Marcelo Simões

When he was 11 years old, he had a strong motivation and decided to become an electrical engineer when his cousin, Hélio Adauto de Paula, showed him vacuum tube radios, transistorized audio amplifiers, and took Simões to visit his work as an electrical machine designer in Equacional, a motor manufacturing company in the city of São Paulo.

Simões was enrolled in an evening Catholic high school from 1978 to 1980, "Liceu Coração de Jesus", where he learned electronics as part of a technician degree.

In 1982 he was admitted to the Electrical Engineering Department of EPUSP and started an internship at FDTE - Fundação para o Desenvolvimento Tecnológico da Engenharia.

His Senior Design in 1985 was a modem with analog and digital circuits implemented for interfacing an 8085 microprocessor, operating on a regular telephone connection.

During his four years internship for FDTE, he was learning with senior engineers how to design DC-DC converters and off-line switching mode power supplies, using Phillips manuals for TV flyback circuits and National Instruments handbooks.

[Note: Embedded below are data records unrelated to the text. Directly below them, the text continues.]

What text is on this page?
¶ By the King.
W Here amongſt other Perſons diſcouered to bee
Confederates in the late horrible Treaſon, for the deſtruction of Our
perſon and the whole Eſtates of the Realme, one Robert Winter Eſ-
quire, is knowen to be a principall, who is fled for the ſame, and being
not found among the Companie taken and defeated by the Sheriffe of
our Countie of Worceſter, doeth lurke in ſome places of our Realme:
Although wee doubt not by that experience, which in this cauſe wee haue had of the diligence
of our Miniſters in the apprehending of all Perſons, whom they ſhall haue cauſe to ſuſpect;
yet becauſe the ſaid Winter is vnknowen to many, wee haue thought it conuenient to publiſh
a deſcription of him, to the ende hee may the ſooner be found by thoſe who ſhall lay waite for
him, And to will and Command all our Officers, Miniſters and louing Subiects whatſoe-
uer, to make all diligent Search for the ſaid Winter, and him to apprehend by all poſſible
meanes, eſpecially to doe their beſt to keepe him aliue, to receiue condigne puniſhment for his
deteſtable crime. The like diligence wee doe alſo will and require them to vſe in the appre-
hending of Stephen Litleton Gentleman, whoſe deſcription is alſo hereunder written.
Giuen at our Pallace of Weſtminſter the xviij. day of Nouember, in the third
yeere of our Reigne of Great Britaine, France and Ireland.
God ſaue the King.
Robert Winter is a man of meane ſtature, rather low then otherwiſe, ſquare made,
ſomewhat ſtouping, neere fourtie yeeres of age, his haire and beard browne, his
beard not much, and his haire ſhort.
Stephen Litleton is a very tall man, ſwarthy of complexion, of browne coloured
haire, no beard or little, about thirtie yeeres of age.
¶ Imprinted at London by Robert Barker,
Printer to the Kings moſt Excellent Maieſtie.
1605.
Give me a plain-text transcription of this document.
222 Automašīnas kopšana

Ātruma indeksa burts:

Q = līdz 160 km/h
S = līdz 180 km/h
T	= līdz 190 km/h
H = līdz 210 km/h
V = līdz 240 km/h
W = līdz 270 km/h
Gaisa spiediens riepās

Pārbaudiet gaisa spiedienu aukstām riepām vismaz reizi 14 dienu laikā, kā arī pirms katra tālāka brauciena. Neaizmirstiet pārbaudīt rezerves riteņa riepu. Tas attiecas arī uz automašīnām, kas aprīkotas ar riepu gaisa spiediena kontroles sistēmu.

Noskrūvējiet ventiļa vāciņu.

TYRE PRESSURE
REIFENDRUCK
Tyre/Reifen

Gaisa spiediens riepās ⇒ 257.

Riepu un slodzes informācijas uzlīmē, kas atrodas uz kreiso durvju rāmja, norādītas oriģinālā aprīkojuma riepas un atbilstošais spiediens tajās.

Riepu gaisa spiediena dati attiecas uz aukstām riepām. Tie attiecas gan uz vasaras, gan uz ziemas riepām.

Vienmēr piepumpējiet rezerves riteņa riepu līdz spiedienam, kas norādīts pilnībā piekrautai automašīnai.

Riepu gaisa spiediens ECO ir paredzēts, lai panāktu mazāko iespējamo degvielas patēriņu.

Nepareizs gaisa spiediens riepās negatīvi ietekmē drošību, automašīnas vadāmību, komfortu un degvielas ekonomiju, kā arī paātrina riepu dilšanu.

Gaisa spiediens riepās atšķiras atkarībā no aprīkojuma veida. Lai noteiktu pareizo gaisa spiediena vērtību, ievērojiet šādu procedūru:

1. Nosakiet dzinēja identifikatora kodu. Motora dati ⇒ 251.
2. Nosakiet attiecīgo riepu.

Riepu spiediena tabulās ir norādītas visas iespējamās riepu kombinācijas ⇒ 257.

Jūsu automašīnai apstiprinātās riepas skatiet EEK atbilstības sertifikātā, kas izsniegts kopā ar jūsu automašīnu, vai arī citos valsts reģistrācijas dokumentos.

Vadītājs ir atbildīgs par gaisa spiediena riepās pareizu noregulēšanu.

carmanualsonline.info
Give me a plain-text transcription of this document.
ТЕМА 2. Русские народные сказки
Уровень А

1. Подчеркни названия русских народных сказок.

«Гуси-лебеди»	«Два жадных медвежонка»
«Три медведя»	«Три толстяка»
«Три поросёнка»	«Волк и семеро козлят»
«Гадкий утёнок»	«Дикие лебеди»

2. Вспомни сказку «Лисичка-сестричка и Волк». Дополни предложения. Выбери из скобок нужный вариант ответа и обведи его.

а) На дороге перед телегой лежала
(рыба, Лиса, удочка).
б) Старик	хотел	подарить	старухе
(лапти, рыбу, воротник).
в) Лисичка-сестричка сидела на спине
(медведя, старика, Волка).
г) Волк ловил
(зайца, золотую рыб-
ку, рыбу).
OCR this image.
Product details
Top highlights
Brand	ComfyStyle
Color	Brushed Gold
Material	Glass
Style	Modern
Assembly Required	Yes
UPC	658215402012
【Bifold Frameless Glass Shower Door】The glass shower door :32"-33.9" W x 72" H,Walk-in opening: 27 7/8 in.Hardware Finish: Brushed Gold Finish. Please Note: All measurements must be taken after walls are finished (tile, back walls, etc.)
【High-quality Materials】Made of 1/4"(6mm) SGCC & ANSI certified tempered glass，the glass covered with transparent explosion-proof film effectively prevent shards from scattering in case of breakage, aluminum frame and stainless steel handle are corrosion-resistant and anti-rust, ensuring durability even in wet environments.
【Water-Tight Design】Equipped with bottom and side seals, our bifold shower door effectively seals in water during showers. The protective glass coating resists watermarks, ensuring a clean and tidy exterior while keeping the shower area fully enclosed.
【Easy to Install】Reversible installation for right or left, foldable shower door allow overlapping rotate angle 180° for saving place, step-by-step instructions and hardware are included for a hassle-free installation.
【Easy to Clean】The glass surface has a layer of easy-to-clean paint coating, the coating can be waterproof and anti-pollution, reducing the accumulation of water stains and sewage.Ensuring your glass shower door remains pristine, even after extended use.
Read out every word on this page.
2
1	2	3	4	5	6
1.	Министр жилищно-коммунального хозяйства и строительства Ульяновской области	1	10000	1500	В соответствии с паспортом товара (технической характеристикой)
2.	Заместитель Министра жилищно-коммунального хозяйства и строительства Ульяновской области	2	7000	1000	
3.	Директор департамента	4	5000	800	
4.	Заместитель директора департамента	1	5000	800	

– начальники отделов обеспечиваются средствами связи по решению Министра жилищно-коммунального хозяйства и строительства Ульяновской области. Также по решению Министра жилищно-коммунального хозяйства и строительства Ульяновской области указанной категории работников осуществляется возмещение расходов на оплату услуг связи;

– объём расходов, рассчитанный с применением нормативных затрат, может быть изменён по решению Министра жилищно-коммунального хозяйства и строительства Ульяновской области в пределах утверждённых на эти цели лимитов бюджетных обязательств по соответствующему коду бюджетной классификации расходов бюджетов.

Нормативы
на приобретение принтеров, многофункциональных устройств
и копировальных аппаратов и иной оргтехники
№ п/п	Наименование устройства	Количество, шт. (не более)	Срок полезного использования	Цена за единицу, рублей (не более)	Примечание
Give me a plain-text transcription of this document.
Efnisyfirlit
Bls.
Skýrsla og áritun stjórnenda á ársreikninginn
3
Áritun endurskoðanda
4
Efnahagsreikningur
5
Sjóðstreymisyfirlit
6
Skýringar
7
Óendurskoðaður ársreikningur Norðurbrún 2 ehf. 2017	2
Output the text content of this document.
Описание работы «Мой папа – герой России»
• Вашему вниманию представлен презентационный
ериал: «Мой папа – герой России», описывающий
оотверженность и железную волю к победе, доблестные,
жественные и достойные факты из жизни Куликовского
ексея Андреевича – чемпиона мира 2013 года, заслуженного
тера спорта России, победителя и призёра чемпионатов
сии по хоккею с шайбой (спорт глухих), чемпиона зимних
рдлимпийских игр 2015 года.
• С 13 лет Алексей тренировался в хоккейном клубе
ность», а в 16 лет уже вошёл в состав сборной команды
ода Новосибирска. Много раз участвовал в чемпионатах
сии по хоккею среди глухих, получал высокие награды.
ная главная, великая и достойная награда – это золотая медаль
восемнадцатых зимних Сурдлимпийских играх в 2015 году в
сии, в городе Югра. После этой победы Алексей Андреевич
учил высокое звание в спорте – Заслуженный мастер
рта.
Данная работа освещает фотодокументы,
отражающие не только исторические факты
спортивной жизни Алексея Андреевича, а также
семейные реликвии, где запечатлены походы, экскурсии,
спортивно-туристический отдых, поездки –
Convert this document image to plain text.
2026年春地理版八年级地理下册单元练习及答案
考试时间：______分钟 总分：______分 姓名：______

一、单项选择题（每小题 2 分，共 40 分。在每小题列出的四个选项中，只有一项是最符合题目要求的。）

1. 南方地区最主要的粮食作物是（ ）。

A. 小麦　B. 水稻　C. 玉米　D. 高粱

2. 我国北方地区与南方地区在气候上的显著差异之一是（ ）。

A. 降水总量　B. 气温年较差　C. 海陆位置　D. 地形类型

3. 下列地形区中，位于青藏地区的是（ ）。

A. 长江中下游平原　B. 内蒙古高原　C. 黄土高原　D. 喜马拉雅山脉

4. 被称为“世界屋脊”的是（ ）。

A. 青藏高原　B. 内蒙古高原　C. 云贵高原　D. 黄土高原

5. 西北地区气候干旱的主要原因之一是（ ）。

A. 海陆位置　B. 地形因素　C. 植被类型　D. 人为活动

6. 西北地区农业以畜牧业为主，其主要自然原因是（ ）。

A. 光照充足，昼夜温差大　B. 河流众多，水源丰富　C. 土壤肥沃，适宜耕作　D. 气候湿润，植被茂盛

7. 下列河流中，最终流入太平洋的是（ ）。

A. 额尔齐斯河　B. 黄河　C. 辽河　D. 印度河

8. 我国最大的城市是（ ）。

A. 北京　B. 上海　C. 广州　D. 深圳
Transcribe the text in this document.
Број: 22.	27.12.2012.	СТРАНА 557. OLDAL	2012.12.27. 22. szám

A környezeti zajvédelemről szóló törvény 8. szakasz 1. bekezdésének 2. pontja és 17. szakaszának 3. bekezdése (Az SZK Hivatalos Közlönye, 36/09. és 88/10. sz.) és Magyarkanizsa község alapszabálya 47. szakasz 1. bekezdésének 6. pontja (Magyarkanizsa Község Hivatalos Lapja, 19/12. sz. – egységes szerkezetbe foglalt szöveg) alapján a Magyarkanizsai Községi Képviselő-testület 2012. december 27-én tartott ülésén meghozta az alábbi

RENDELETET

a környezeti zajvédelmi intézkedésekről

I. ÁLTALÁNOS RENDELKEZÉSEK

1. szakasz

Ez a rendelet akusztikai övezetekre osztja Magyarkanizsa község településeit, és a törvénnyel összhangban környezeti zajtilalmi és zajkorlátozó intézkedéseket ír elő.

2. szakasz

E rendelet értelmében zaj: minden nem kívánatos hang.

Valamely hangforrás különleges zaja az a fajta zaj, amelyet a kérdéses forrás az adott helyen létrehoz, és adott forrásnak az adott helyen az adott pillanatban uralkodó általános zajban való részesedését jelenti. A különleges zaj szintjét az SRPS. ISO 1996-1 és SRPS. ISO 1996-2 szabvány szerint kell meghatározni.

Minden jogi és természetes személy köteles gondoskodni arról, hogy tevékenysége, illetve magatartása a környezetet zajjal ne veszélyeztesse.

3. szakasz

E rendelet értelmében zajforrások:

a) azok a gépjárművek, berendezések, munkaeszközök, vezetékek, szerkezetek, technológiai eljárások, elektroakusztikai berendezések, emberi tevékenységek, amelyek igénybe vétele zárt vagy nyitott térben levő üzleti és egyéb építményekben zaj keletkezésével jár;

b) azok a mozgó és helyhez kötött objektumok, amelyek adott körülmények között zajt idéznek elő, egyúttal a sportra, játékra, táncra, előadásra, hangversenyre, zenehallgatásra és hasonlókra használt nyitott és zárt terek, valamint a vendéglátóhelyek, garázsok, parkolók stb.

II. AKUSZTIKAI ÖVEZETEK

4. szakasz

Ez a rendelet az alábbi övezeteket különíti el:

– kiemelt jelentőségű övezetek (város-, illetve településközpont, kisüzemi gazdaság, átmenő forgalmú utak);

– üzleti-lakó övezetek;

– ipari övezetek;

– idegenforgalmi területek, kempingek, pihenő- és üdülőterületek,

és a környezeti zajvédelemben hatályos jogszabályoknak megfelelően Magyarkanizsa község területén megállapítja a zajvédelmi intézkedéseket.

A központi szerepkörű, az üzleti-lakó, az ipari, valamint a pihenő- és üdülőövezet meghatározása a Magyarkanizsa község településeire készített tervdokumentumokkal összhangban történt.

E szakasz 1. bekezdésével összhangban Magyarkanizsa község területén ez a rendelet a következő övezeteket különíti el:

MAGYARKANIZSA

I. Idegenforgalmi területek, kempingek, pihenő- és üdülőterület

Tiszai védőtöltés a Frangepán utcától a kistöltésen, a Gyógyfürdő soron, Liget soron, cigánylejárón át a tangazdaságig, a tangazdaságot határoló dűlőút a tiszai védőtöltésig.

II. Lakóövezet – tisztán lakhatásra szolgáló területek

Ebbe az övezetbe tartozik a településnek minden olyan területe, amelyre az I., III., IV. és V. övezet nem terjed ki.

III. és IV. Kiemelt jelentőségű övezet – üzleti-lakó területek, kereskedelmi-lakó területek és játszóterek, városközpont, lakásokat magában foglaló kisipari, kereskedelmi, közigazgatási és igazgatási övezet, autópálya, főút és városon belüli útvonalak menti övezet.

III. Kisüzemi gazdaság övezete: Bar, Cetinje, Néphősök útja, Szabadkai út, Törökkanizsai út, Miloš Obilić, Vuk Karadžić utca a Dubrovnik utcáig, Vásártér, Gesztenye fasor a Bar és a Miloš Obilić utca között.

Those power converters were built and implemented in railroad automation (FEPASA), as well as in the São Paulo Metro subway system.

Simões also learned a lot from Prof. Edson Benedicto Ramos Féris and Prof. Guido Stolfi techniques for analog high-frequency circuit designer.

From 1986 to 1989, Simões worked for FDTE, at the same time leading technical research with three other partners who together started a company, Antares Eletrônica.

Simões joined EPUSP in 1989 as an instructor in the newly formed Mechatronics group inside the Department of Mechanical Engineering, and finished his master's degree in 1990.

In August 1991, Simões was admitted as a Ph.D. student at the University of Tennessee Knoxville, supported by a Brazilian scholarship from CNPq (Conselho Nacional de Desenvolvimento e Pesquisa), with a leave of absence from EPUSP.

Simões was promoted from Assistant to Associate Professor, after he obtained his Livre-Docência Diploma in 1998 (similar to a Doctor of Science degree).

He worked as a visiting professor with UTBM – University of Technology of Belfort-Montbéliard, and ENS - l'École Normale Supérieure de Cachan, in France, supervised an international power quality laboratory in Brazil at São Paulo State University – UNESP, served as technical advisor for Universidad APEC in the República Dominicana.